Background: More than 90% of genital warts (GW) cases are caused by human papillomavirus (HPV) types 6 and 11. The introduction of HPV vaccines necessitates the estimation of the population-based incidence of GW immediately before and after vaccination uptake.
Methods: Incidence proportions were calculated using the entire population aged 10–44 years living in Sweden during 2006–2010. The Prescribed Drug Register and the National Patient Register were used to define GW episodes.
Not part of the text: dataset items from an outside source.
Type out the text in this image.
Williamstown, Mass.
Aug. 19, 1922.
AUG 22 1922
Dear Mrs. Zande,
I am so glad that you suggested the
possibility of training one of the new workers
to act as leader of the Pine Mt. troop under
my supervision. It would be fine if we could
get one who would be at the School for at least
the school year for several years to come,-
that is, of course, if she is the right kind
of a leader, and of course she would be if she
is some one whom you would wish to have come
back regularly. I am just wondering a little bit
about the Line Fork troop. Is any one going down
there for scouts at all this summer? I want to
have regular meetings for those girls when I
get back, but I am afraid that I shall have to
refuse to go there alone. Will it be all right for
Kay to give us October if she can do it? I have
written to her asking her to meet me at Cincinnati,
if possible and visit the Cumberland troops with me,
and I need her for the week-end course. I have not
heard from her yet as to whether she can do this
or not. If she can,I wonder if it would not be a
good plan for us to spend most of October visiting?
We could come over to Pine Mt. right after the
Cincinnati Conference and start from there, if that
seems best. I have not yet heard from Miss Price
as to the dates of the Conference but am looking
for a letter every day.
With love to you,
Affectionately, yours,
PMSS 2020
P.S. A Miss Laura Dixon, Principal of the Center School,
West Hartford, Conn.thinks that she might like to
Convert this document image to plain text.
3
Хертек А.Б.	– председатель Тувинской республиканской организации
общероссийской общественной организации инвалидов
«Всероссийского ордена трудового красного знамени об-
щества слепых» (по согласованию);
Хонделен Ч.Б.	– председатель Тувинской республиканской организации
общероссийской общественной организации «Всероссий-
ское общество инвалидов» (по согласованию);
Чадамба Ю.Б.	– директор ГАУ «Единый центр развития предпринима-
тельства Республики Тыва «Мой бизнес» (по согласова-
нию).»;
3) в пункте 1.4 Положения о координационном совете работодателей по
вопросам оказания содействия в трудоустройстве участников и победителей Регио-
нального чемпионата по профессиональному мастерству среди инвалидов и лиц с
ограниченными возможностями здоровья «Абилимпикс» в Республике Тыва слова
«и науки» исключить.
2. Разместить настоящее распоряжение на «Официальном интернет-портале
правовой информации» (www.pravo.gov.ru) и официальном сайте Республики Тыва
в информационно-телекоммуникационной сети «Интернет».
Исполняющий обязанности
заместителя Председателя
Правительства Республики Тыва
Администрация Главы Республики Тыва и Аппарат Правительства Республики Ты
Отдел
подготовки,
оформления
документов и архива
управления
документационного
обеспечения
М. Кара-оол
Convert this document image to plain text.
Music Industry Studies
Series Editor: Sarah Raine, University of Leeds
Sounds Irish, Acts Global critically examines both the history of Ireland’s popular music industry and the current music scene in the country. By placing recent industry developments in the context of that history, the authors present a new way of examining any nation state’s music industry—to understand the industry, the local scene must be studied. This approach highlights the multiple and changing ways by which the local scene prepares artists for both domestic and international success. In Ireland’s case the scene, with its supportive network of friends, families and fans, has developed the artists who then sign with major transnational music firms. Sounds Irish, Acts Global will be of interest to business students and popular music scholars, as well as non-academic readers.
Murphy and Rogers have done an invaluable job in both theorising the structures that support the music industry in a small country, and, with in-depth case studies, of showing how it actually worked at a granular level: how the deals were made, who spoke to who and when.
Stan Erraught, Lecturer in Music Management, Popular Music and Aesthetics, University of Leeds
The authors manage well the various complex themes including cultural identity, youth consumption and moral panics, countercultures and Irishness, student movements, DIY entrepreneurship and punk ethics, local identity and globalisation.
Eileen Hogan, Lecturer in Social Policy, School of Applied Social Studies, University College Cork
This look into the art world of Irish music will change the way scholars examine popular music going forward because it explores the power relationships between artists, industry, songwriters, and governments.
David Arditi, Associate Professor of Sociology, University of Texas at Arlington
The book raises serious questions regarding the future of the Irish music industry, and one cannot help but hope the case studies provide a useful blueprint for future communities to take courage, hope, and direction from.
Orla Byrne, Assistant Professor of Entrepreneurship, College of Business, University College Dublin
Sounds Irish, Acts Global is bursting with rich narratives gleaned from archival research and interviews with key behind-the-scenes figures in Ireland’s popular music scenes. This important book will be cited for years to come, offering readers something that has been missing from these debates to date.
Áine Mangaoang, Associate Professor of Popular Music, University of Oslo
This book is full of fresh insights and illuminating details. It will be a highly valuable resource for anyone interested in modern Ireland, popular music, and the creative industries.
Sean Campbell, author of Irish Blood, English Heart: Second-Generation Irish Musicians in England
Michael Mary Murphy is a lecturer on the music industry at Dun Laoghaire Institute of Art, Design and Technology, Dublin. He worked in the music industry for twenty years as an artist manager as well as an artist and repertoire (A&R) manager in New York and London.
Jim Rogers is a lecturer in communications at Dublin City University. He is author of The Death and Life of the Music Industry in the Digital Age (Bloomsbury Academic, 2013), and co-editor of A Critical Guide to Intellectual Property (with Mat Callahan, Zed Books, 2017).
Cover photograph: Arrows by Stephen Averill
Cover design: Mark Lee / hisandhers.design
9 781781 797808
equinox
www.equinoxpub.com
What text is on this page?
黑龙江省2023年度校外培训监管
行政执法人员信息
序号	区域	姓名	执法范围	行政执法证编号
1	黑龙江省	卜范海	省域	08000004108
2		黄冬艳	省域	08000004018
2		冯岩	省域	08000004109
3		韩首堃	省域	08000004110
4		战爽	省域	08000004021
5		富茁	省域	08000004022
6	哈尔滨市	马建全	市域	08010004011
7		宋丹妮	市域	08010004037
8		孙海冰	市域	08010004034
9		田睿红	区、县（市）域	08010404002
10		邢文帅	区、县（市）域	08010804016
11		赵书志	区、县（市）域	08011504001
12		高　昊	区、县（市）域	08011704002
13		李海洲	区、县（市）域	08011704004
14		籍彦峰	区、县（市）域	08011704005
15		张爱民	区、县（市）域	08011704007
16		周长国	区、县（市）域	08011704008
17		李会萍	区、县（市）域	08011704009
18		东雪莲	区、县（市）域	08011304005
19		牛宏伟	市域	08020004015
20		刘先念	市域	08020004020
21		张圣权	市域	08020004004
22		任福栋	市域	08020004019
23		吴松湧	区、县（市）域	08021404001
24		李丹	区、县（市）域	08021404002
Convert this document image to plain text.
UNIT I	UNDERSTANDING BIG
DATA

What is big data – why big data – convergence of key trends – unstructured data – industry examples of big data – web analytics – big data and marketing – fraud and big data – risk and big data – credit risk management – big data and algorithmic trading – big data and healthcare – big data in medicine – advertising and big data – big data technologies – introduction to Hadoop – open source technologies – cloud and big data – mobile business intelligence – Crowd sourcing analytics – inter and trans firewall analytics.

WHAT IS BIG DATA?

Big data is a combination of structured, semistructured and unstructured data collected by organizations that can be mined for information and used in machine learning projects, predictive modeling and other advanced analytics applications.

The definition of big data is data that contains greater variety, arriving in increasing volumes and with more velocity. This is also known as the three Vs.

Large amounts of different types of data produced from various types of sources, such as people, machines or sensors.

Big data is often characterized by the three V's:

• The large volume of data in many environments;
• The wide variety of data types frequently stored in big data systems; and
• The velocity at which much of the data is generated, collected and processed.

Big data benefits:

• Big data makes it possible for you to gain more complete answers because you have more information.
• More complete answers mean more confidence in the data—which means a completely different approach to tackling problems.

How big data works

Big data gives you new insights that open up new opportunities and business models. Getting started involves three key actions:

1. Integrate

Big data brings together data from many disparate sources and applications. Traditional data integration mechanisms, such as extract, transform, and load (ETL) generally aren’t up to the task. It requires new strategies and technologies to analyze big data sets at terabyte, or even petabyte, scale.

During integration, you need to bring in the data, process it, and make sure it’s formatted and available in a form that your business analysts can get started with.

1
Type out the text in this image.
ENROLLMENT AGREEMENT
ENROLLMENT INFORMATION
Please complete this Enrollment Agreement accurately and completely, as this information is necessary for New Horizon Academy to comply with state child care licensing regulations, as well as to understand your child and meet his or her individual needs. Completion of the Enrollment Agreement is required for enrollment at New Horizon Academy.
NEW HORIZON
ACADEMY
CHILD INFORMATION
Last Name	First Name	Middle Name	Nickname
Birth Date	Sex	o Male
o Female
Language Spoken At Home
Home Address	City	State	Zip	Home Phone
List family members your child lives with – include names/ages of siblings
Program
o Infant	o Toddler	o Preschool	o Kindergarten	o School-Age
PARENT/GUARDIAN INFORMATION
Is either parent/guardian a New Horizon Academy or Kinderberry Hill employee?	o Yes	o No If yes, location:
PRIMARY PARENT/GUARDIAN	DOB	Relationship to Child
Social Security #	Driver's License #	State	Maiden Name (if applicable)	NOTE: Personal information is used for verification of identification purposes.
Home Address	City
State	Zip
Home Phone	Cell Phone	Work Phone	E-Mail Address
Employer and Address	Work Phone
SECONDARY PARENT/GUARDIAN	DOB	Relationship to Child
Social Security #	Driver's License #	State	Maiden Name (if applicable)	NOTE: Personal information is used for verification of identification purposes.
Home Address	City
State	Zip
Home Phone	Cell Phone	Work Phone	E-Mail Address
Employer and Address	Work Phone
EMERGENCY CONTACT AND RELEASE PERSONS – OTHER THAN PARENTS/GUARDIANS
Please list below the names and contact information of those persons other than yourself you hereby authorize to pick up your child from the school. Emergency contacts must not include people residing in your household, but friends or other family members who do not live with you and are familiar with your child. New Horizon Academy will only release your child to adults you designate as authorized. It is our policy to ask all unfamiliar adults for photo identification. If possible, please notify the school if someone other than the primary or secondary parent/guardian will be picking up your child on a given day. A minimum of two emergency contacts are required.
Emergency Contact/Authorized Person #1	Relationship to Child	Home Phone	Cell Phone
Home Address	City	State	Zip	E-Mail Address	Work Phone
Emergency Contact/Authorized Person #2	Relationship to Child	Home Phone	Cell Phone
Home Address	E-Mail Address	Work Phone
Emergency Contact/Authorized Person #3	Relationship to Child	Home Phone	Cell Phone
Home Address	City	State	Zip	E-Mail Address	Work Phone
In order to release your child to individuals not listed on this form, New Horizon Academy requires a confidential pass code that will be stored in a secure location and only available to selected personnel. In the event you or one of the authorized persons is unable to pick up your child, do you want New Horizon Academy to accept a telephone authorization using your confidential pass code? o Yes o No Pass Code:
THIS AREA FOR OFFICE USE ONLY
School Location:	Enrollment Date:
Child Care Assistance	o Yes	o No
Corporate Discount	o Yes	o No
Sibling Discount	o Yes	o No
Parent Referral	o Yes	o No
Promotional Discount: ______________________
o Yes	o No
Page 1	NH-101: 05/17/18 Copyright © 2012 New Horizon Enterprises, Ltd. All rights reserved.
Time trends were estimated using Poisson regression.
Results: In 2010, age-stratified incidence proportions of GW were highest for 20-year-old women (956 cases/100 000), while the incidence proportion among males was greatest at the slightly older age of 24 years (1137 cases/100 000). Crude rates were marginally higher among males than among females during 2006–2007 and appeared to later diverge. Between 2008 and 2010, the overall incidence appeared to increase among males, and the incidence among females declined. Females aged 17 and 18 years had a >25% decline in GW rates between 2006 and 2010, with significant decreases through the age of 25 years.
Conclusions: This study provides a reasonable estimation of the incidence of GW in the Swedish population by use of register data, with results comparable to those from previous smaller studies. There was a downward trend of GW incidence among younger females between 2006 and 2010.